An 1066, mois 5. Avant l'effondrement des rues de Valyria.
La ville était en effusion depuis le tour de force qu'il y avait eu au Sénat. Depuis que les esclaves arrivaient en masse dans la cité, les mages ne savaient plus où se positionner dans la politique actuelle. La tension s'était emparée du Collège qui n'arrivait pas à savoir ce qu'il allait advenir de lui. On faisait appel aux mages spécialisés dans la divination mais la question était bien trop importante pour tenter une quelconque tentative de voir l'avenir sans se risquer à devenir fou ou pire. Qu'allait-il advenir d'eux si la ville se déchirait entre les différents partis ? L'angoisse ambiante pesait sur les épaules de tous, même de ceux dont la politique semblait bien loin de leurs préoccupations principales. Herya, elle, se contentait d'un mal de tête alimenté par son propre stress et les bavardages incessants de la voix. Il parlait sans cesse, critiquait à tout va et lui faisait perdre les pédales. Ce soir, la mage en avait assez. Elle avait passé la journée à travailler sa magie, essayant de s'améliorer avec pour objectif de passer au 5ème Cercle et son corps n'en pouvait plus. Alors qu'elle se rendait chez elle pour aller dormir, elle passa devant l'une des échoppes du Grand Bazar. Alors elle s'arrêta devant la porte, observant les flammes dansantes dans le petit vestibule et écouta le brouhaha qui émanait de la taverne. Pendant un instant, Herya n'entendit plus la voix qui continuait de parler sans cesse. Elle fut comme attirée à l'intérieur, comme obnubilée par l'ambiance qui s'échappait. Depuis quand n'avait-elle pas pris du bon temps ? Du vrai bon temps ? Pas depuis l'accident, c'est-à-dire déjà 3 mois. Et une idée lui vint soudainement. Et si l'alcool faisait taire la voix ? Et si en embrouillant son esprit, "il" ne pouvait plus trouver le chemin pour cracher ses paroles acerbes ?

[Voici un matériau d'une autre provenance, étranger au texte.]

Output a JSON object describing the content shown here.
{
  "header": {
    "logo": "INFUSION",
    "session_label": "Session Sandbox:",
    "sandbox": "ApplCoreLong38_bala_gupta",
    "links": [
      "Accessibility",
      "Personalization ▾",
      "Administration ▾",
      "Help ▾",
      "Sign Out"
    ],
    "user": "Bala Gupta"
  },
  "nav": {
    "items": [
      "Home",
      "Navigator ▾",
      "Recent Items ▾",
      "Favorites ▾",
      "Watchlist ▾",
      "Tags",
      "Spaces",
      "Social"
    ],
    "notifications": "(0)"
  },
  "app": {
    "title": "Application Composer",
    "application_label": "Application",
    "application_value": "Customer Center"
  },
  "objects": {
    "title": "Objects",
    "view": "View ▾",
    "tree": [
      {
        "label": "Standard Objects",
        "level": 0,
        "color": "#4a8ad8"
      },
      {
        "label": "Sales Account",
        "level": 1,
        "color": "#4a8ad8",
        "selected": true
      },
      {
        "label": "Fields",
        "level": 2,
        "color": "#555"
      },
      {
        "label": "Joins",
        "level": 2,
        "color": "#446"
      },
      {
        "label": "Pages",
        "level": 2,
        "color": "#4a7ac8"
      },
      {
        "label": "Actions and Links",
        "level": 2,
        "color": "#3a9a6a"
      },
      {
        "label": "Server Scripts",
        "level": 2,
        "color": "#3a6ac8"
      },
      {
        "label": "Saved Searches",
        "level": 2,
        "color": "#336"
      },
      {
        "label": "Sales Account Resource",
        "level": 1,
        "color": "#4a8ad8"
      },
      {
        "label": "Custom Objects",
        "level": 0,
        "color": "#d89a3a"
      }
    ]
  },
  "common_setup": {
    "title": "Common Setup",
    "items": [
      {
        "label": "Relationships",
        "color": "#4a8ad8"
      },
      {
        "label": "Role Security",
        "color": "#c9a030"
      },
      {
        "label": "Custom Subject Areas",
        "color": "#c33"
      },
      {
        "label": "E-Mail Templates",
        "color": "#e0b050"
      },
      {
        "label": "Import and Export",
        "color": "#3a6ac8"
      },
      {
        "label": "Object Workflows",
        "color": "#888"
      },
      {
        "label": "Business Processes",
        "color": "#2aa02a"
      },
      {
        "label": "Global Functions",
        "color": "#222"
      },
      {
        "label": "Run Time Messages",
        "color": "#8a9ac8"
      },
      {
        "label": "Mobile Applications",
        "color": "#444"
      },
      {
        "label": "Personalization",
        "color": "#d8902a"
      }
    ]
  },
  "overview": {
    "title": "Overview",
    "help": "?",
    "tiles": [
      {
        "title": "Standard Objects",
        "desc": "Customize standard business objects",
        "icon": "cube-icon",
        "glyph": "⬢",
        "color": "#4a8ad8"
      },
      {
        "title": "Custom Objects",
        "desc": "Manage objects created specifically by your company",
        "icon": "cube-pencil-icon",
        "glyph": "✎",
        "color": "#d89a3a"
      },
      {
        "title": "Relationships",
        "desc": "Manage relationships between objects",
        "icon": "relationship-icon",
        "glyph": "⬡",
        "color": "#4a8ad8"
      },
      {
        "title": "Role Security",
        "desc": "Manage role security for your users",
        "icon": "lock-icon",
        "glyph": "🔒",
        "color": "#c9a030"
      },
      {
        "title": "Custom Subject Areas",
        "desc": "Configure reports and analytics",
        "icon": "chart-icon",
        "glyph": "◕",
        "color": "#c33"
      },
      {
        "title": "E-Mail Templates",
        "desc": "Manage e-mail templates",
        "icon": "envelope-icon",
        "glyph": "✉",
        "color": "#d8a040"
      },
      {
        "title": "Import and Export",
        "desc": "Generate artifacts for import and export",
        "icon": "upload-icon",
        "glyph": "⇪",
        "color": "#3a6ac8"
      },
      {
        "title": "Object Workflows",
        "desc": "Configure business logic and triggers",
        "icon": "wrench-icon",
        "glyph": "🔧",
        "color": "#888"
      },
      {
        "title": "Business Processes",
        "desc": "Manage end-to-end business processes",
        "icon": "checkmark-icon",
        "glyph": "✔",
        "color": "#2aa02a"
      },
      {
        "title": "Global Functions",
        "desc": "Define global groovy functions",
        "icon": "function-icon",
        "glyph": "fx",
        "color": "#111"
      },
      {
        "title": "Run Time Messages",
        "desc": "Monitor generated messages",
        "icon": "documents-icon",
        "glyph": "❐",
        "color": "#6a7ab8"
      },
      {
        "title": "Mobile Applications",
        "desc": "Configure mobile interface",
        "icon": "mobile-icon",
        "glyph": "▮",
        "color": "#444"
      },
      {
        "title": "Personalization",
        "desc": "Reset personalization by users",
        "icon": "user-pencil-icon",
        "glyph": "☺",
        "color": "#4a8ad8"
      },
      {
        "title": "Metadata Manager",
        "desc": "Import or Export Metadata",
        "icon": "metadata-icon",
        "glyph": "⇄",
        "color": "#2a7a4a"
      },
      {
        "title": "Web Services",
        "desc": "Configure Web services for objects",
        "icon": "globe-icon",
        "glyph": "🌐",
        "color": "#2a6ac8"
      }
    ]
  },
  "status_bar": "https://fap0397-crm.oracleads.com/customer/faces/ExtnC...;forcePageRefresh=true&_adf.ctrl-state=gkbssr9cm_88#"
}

Elle aimait festoyer, tout particulièrement lors des célébrations pour Syrax. Herya n'était ni mariée, ni promise, ni même suggérée à une famille pour une quelconque union. La liberté s'offrait à elle comme un cadeau divin, cadeau qui finirait par devenir un piège. On la pressait sans cesse de trouver un époux, au moins pour la bonne forme. Dans son entourage - à l'exception de ses frères - on lui suggérait gentiment quelques tisserands de son âge, prêts à fonder une famille à n'importe quel moment. La mage refusait poliment. Personne ne déciderait à sa place, même si un mariage devait se faire par simples intérêts et sans moindre sentiments, alors elle le ferait, mais uniquement si elle et seulement elle le décidait. Alors ce soir, elle profiterait de ce que Valyria avait à offrir et en ce sens, la ville était riche de surprises en tout genre.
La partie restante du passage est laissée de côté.